AA high-quality lowpass filter applied to the sampled data can recover the original 3 kHz tone
BThe aliasing only affects frequencies above 2.5 kHz, so the lower portion of the signal is intact
CThe aliased image at 5 − 3 = 2 kHz is indistinguishable from an original 2 kHz component, making perfect recovery impossible
DThe original signal can be recovered if the sampling rate was only slightly below the Nyquist rate
Aliasing is irreversible. When f_s = 5 kHz and a 3 kHz tone is present, the spectral copy centered at 5 kHz places an image at 5 − 3 = 2 kHz — right inside the signal band. The sampled signal now contains energy at 2 kHz, but you cannot tell whether it originated from an actual 2 kHz component or from the aliased 3 kHz component. No post-processing can distinguish the two contributions. This is why anti-aliasing filters must be applied *before* sampling — once aliasing occurs, the information is permanently corrupted.
Question 3 True / False
If a bandlimited signal is sampled at exactly the Nyquist rate (f_s = 2 × f_max), the original continuous signal can theoretically be recovered exactly from its discrete samples using ideal sinc interpolation.
TTrue
FFalse
Answer: True
This is the positive result of the Nyquist-Shannon sampling theorem. When the sampling criterion is met, sampling is not an approximation — it is a lossless representation. The spectral copies created by sampling are spaced far enough apart that they don't overlap, and an ideal lowpass filter (or equivalently, sinc interpolation in the time domain) can perfectly reconstruct the original signal. This bridges discrete-time and continuous-time representations without any information loss.
Question 4 True / False
Sampling a continuous signal inevitably introduces some information loss, regardless of how high the sampling rate is, because continuous signals have infinite resolution.
TTrue
FFalse
Answer: False
This is a fundamental misconception. For bandlimited signals, the Nyquist theorem guarantees that sampling above the Nyquist rate is perfectly lossless — the original continuous signal can be exactly recovered. The key condition is bandlimiting: if all energy is confined below f_max and you sample at f_s ≥ 2 × f_max, no information is lost. Sampling is not an approximation; it is a lossless change of representation when the bandwidth condition is satisfied. (Truly infinite-bandwidth signals cannot be sampled without loss, but practical signals are always bandlimited.)
Question 5 Short Answer
Why must an anti-aliasing filter be applied to a signal *before* sampling rather than after, and what does this tell us about the reversibility of aliasing?

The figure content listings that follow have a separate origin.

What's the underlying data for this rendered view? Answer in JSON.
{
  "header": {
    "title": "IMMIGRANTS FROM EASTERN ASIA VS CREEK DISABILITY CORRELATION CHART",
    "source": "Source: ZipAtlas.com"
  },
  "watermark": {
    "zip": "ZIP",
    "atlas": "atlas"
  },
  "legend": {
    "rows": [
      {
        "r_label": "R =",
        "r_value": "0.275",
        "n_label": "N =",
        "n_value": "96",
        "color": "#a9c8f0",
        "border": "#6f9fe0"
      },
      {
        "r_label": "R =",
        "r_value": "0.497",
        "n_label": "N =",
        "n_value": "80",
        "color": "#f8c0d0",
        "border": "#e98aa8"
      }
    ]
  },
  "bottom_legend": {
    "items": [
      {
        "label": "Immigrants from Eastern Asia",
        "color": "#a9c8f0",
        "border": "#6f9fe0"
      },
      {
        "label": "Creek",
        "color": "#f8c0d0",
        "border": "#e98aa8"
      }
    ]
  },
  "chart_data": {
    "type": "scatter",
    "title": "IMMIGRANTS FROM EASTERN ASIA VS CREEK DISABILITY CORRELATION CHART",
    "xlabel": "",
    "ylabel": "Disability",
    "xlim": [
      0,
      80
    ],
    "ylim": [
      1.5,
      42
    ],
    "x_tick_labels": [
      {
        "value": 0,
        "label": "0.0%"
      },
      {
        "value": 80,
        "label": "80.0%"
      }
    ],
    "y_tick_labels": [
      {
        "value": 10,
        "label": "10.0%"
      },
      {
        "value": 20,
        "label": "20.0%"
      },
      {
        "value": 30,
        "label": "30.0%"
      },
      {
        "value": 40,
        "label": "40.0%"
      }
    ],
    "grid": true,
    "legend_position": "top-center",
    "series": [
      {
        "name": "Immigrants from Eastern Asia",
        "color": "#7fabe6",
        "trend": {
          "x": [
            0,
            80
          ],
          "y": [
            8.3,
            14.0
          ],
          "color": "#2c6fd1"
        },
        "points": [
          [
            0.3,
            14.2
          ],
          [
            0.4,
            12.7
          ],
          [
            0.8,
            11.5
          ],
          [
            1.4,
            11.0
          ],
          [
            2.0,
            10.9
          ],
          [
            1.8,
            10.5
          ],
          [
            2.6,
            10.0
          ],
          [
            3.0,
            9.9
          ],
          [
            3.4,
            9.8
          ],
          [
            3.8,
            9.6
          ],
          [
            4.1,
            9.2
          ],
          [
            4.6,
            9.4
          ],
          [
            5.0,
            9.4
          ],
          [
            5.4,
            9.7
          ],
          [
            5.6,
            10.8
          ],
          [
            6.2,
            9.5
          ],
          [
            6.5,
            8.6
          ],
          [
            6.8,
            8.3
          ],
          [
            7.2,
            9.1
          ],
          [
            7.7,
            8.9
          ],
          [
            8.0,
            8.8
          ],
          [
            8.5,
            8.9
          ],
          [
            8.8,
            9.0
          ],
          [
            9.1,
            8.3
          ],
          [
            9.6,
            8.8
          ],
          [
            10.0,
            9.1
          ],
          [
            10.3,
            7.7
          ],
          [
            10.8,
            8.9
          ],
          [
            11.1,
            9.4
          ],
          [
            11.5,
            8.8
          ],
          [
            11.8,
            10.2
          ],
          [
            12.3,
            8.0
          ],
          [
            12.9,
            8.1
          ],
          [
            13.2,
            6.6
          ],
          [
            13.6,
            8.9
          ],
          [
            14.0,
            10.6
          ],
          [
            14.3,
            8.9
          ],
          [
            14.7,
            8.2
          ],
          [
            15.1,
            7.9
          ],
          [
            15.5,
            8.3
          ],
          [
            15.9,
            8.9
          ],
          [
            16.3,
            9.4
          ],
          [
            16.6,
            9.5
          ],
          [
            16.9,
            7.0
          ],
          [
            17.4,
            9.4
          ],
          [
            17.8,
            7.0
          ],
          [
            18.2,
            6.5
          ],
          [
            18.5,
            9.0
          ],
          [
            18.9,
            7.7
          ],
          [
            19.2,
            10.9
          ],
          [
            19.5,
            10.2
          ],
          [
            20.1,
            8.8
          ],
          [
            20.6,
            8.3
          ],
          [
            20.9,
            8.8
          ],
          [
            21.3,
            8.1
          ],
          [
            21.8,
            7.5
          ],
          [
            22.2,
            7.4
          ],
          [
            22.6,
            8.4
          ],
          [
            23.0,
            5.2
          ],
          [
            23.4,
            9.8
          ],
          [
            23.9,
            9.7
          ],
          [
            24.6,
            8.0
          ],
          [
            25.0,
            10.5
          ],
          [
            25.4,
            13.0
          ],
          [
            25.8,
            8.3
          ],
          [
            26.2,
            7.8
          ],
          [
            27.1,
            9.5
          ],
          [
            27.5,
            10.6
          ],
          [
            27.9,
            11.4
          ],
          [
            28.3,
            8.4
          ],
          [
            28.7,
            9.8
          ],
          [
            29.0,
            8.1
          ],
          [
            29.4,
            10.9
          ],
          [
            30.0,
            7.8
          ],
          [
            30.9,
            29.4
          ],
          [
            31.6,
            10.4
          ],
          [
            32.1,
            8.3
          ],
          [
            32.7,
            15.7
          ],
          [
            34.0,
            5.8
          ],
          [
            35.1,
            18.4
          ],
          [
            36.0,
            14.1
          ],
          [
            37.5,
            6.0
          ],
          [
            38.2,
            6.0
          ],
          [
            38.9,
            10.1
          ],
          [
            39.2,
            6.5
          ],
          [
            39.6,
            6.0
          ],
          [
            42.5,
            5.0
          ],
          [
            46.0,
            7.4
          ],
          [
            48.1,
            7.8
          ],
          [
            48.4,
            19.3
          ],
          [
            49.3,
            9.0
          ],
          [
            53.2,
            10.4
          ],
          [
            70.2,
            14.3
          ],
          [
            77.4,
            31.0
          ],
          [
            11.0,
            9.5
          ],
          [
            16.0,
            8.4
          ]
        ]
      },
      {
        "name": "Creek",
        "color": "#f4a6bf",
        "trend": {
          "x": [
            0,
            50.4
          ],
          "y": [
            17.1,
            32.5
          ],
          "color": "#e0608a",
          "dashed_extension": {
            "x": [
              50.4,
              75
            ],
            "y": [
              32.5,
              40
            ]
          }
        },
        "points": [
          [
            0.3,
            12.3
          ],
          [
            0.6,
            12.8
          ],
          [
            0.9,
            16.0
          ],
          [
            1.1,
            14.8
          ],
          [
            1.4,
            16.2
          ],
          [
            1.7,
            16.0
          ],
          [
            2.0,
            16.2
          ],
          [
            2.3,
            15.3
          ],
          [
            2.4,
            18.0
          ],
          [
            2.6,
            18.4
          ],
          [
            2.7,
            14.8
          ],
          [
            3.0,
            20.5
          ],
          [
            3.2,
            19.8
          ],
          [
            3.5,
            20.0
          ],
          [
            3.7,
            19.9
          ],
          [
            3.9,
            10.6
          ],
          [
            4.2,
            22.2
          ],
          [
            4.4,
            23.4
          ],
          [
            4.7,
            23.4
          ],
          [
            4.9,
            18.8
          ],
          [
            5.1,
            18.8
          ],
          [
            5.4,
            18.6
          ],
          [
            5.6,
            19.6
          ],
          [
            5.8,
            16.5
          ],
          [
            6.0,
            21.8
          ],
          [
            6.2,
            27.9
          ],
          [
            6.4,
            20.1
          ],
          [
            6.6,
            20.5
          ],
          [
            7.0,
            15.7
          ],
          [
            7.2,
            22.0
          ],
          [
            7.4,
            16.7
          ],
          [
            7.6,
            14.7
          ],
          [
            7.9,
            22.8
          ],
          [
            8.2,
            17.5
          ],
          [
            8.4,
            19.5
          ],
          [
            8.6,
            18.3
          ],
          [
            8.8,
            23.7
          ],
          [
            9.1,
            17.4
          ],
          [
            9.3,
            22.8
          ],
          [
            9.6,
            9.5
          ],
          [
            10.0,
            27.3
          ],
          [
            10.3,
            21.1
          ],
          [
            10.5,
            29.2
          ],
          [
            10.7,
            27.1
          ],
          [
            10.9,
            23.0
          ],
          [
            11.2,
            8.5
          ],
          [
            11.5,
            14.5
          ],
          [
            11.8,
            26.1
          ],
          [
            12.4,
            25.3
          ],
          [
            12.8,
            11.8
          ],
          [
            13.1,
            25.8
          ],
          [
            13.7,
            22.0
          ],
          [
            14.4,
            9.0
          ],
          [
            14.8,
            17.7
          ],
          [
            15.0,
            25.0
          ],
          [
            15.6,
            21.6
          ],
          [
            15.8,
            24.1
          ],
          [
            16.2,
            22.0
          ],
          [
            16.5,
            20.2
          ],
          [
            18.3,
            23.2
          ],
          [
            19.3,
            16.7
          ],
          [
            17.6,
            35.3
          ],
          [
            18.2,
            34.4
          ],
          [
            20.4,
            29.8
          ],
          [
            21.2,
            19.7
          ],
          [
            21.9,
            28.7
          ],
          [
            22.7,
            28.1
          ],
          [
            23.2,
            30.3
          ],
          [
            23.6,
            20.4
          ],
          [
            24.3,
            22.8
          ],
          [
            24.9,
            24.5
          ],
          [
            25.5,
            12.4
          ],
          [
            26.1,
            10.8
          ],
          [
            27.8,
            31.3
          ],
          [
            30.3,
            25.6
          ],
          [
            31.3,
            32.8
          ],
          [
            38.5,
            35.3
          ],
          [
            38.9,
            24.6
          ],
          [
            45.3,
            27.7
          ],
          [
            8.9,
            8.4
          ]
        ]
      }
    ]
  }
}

Think about your answer, then reveal below.
Model answer: An anti-aliasing filter removes frequency components above f_s/2 (the Nyquist frequency) before sampling, ensuring no energy exists that could alias. It must come before sampling because aliasing is irreversible: once spectral copies overlap in the sampled signal, the aliased components are mixed with original signal components and cannot be separated. Applying a filter after sampling cannot undo this — you would be filtering both the original signal and the aliased imposters together. The pre-sampling filter prevents the problem from occurring at all.
This reveals that aliasing is not noise that can be cleaned up later — it is a fundamental loss of information structure. The overlapping copies create ambiguity about which energy came from where, and ambiguity cannot be resolved by filtering alone. Anti-aliasing filters are therefore part of the correct system design, not an afterthought.